My very pregnant friend (aka the Giant Panda) is losing her mind and all I can do is watch as it rinses down the drain. It’s getting to the point where I’m nervous to let her out alone. She’s dangerous. I’ve been contemplating calling the local zoo to ask what their policy is on animals who have gone insane, but I’m worried about the answer. She’s a good Panda; I just don’t want her to wind up lost in a grocery store in the cookie aisle.
I began seeing the first signs months ago, but this week has been like a blinking neon light.
Case Study One: The Giant Panda asked me to accompany her to interview a pediatrician in Beverly Hills. I agreed and the two of us headed towards the fancy part of town. At the office another woman with a bowling ball in her blouse got on and off the elevator with us and the Panda and I surmised that she too was headed to the doctor’s office. We were right. The unknown pregnant woman signed in at the front desk first and the Panda waited until it was her turn. She wrote her name, looked down at it, looked back at the fist pregnant woman, and then said in a voice that we all could hear, “I just wrote down the wrong name.” She had copied down the woman’s name instead of putting her own. After apologizing to the receptionist and crossing off Shawn Johnson (which is nowhere close to The Giant Panda), the Panda sat down and bowed her head. “I’m losing it.”

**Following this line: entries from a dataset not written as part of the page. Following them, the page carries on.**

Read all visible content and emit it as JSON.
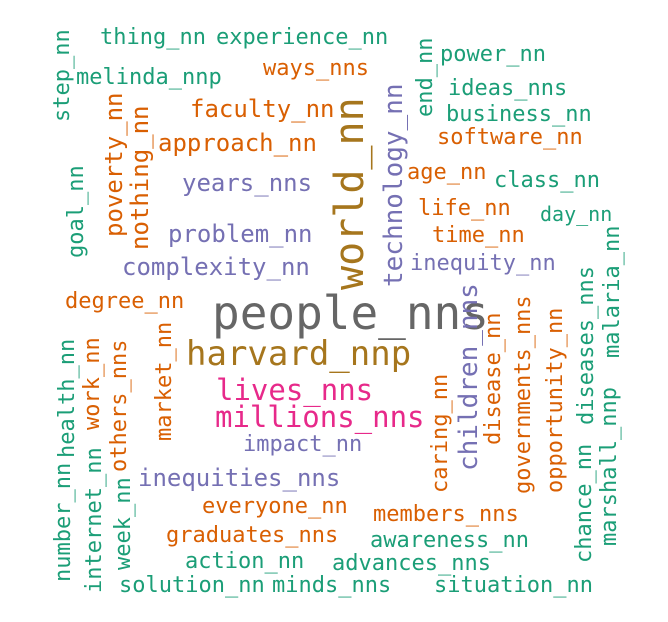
{
  "colors": {
    "teal": "#1b9e77",
    "orange": "#d95f02",
    "purple": "#7570b3",
    "magenta": "#e7298a",
    "olive": "#a6761d",
    "gray": "#666666"
  },
  "words": [
    {
      "text": "people_nns",
      "color": "gray",
      "orientation": "horizontal"
    },
    {
      "text": "world_nn",
      "color": "olive",
      "orientation": "vertical"
    },
    {
      "text": "harvard_nnp",
      "color": "olive",
      "orientation": "horizontal"
    },
    {
      "text": "lives_nns",
      "color": "magenta",
      "orientation": "horizontal"
    },
    {
      "text": "millions_nns",
      "color": "magenta",
      "orientation": "horizontal"
    },
    {
      "text": "thing_nn",
      "color": "teal",
      "orientation": "horizontal"
    },
    {
      "text": "experience_nn",
      "color": "teal",
      "orientation": "horizontal"
    },
    {
      "text": "power_nn",
      "color": "teal",
      "orientation": "horizontal"
    },
    {
      "text": "melinda_nnp",
      "color": "teal",
      "orientation": "horizontal"
    },
    {
      "text": "ways_nns",
      "color": "orange",
      "orientation": "horizontal"
    },
    {
      "text": "ideas_nns",
      "color": "teal",
      "orientation": "horizontal"
    },
    {
      "text": "business_nn",
      "color": "teal",
      "orientation": "horizontal"
    },
    {
      "text": "faculty_nn",
      "color": "orange",
      "orientation": "horizontal"
    },
    {
      "text": "software_nn",
      "color": "orange",
      "orientation": "horizontal"
    },
    {
      "text": "approach_nn",
      "color": "orange",
      "orientation": "horizontal"
    },
    {
      "text": "age_nn",
      "color": "orange",
      "orientation": "horizontal"
    },
    {
      "text": "class_nn",
      "color": "teal",
      "orientation": "horizontal"
    },
    {
      "text": "years_nns",
      "color": "purple",
      "orientation": "horizontal"
    },
    {
      "text": "life_nn",
      "color": "orange",
      "orientation": "horizontal"
    },
    {
      "text": "day_nn",
      "color": "teal",
      "orientation": "horizontal"
    },
    {
      "text": "problem_nn",
      "color": "purple",
      "orientation": "horizontal"
    },
    {
      "text": "time_nn",
      "color": "orange",
      "orientation": "horizontal"
    },
    {
      "text": "complexity_nn",
      "color": "purple",
      "orientation": "horizontal"
    },
    {
      "text": "inequity_nn",
      "color": "purple",
      "orientation": "horizontal"
    },
    {
      "text": "degree_nn",
      "color": "orange",
      "orientation": "horizontal"
    },
    {
      "text": "impact_nn",
      "color": "purple",
      "orientation": "horizontal"
    },
    {
      "text": "inequities_nns",
      "color": "purple",
      "orientation": "horizontal"
    },
    {
      "text": "everyone_nn",
      "color": "orange",
      "orientation": "horizontal"
    },
    {
      "text": "members_nns",
      "color": "orange",
      "orientation": "horizontal"
    },
    {
      "text": "graduates_nns",
      "color": "orange",
      "orientation": "horizontal"
    },
    {
      "text": "awareness_nn",
      "color": "teal",
      "orientation": "horizontal"
    },
    {
      "text": "action_nn",
      "color": "teal",
      "orientation": "horizontal"
    },
    {
      "text": "advances_nns",
      "color": "teal",
      "orientation": "horizontal"
    },
    {
      "text": "solution_nn",
      "color": "teal",
      "orientation": "horizontal"
    },
    {
      "text": "minds_nns",
      "color": "teal",
      "orientation": "horizontal"
    },
    {
      "text": "situation_nn",
      "color": "teal",
      "orientation": "horizontal"
    },
    {
      "text": "step_nn",
      "color": "teal",
      "orientation": "vertical"
    },
    {
      "text": "goal_nn",
      "color": "teal",
      "orientation": "vertical"
    },
    {
      "text": "poverty_nn",
      "color": "orange",
      "orientation": "vertical"
    },
    {
      "text": "nothing_nn",
      "color": "orange",
      "orientation": "vertical"
    },
    {
      "text": "technology_nn",
      "color": "purple",
      "orientation": "vertical"
    },
    {
      "text": "end_nn",
      "color": "teal",
      "orientation": "vertical"
    },
    {
      "text": "market_nn",
      "color": "orange",
      "orientation": "vertical"
    },
    {
      "text": "health_nn",
      "color": "teal",
      "orientation": "vertical"
    },
    {
      "text": "work_nn",
      "color": "orange",
      "orientation": "vertical"
    },
    {
      "text": "others_nns",
      "color": "orange",
      "orientation": "vertical"
    },
    {
      "text": "number_nn",
      "color": "teal",
      "orientation": "vertical"
    },
    {
      "text": "internet_nn",
      "color": "teal",
      "orientation": "vertical"
    },
    {
      "text": "week_nn",
      "color": "teal",
      "orientation": "vertical"
    },
    {
      "text": "caring_nn",
      "color": "orange",
      "orientation": "vertical"
    },
    {
      "text": "children_nns",
      "color": "purple",
      "orientation": "vertical"
    },
    {
      "text": "disease_nn",
      "color": "orange",
      "orientation": "vertical"
    },
    {
      "text": "governments_nns",
      "color": "orange",
      "orientation": "vertical"
    },
    {
      "text": "opportunity_nn",
      "color": "orange",
      "orientation": "vertical"
    },
    {
      "text": "chance_nn",
      "color": "teal",
      "orientation": "vertical"
    },
    {
      "text": "diseases_nns",
      "color": "teal",
      "orientation": "vertical"
    },
    {
      "text": "marshall_nnp",
      "color": "teal",
      "orientation": "vertical"
    },
    {
      "text": "malaria_nn",
      "color": "teal",
      "orientation": "vertical"
    }
  ]
}
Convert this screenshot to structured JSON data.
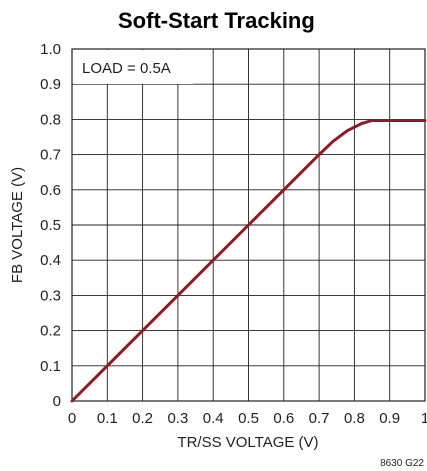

Case Study Two: The Panda has been eating her weight in sweets lately. M&M’s, cupcakes, ice cream, chocolate chips – I almost never see her without some kind of chocolate smudge on her face. So when Williams Sonoma announced their annual summer sale, I suggested the two of us go to see if the popsicle maker was on sale. I’d much rather see her eating homemade fruit popsicles than a dozen caramel turtles from Fannie Mae. The two of us walked in and headed over to see the popsicle display. It wasn’t on sale yet. We turned back towards the exit when a nice, older woman spoke to us. She had on the green apron flagging her as a William Sonoma employee. “Those popsicle makers are great. My grandchildren love them. We also have a nice new display of other baby stuff if you’d like me to show you?” The Panda growled and squinted at the sweet woman like Dirty Harry. Then she said (and I kid you not), “How did you know I was having a baby?”
A pause ensued where the woman and I exchanged mystified glances and then the store rocked with our laughter. The Panda had forgotten that she had a huge baby Panda growing out of the front of her body. A baby Panda by the way, that pushed her dress out a good foot and a half and that all the world could see.